И вот теперь он грелся на солнце, говоря что-то неубедительное.
— Ясно, — сказал я ему, — не хочешь говорить — не говори. А кто у вас бухгалтерией занимался?
— Бухгалтерией? — Коча открыл глаза. — Зачем тебе бухгалтерия?
— Хочу узнать, сколько у вас бабла.
— Ага, Гера, бабла у нас до хуя, — нервно засмеялся Коча. И добавил: — Тебе с Ольгой поговорить нужно. Юра, брат твой, с ней работал. У нее фирма в городе.
— Это что — телка его?
— Какая телка?! — обиделся Коча. — Я ж говорю — Юра с ней имел дело.
— А где у нее офис?
— Ты что — прямо сейчас хочешь к ней пойти?

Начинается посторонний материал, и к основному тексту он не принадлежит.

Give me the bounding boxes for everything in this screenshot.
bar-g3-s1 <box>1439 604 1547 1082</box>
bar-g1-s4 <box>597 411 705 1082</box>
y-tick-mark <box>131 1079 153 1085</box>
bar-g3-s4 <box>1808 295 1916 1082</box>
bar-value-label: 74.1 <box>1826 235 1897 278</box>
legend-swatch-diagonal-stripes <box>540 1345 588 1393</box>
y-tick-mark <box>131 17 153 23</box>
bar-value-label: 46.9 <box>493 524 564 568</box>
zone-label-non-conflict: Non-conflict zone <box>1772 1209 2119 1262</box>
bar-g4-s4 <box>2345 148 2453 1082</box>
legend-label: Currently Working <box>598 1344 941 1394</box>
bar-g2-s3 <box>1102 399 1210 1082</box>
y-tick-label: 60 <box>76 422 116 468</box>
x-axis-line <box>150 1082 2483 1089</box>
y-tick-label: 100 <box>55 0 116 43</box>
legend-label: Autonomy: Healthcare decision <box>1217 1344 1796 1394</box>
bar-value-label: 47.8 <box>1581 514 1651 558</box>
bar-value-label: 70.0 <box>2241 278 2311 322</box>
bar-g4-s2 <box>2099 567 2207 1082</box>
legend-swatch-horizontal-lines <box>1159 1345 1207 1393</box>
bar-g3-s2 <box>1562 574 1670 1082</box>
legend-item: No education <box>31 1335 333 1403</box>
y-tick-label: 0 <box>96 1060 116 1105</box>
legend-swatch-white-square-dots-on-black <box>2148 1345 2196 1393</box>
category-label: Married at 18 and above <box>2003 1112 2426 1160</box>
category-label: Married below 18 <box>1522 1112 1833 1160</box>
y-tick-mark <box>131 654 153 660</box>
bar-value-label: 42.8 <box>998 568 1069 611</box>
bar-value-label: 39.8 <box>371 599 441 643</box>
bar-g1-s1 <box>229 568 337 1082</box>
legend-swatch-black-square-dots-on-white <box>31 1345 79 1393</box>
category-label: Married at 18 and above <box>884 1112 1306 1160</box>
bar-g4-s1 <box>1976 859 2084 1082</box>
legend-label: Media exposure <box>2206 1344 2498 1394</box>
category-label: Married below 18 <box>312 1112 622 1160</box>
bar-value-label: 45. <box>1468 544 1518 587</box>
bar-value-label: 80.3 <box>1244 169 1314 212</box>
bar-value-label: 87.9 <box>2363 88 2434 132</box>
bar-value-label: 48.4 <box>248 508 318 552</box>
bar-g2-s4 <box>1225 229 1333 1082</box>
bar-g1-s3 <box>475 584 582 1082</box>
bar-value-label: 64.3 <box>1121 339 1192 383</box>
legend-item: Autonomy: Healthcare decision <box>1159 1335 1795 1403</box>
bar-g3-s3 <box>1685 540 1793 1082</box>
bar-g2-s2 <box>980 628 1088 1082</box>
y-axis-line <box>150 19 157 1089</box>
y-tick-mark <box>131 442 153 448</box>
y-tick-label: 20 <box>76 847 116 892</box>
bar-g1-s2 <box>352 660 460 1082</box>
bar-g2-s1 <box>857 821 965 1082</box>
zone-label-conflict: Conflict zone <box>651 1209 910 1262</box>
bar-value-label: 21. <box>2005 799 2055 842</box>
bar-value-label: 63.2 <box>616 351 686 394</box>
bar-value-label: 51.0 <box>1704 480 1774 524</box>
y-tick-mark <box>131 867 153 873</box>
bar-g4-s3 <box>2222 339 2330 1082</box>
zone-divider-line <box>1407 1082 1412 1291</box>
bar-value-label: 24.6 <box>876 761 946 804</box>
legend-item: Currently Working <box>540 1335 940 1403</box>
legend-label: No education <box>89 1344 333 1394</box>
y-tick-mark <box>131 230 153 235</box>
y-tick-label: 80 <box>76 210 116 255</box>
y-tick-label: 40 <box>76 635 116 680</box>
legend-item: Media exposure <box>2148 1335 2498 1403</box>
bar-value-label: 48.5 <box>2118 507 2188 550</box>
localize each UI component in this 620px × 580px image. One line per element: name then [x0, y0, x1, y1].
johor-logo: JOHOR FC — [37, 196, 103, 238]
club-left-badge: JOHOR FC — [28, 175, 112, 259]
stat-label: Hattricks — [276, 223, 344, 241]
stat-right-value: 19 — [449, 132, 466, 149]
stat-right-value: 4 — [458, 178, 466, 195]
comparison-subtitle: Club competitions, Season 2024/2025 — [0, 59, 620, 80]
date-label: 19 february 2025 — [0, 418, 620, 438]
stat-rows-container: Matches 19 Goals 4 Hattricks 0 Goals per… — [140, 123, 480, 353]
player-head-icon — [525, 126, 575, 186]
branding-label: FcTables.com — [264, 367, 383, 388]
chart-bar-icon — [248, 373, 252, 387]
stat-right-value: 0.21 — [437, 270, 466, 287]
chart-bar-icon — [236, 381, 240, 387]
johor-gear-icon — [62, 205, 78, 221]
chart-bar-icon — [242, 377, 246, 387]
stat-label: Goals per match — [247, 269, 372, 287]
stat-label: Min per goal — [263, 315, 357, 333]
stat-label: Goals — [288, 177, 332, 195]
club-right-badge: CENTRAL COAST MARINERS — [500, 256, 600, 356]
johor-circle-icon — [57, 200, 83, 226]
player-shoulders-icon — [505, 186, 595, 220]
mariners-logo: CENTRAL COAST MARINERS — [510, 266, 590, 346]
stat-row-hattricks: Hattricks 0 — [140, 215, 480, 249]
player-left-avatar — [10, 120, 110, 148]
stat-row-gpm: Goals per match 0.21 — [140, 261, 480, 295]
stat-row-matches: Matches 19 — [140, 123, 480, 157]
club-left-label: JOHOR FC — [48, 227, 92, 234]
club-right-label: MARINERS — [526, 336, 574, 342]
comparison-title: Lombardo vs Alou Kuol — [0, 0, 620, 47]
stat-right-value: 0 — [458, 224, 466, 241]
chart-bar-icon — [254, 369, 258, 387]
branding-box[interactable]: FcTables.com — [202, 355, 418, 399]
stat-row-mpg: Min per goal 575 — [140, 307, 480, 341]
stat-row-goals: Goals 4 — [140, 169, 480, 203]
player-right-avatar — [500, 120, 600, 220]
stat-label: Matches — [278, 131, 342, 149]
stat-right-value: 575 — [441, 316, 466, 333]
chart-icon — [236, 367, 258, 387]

— Ну, не сидеть же мне здесь с тобой.
— Сегодня воскресенье, Гер, дружище, выходной.
— А завтра?
— Что завтра?
— Завтра она работает?
— Не знаю, наверное.
— Ладно, Коча, ты занимайся клиентами, — сказал я, оглядывая пустую трассу. — А я спать хочу.
— Иди в вагончик, — сказал на это Коча. — И спи.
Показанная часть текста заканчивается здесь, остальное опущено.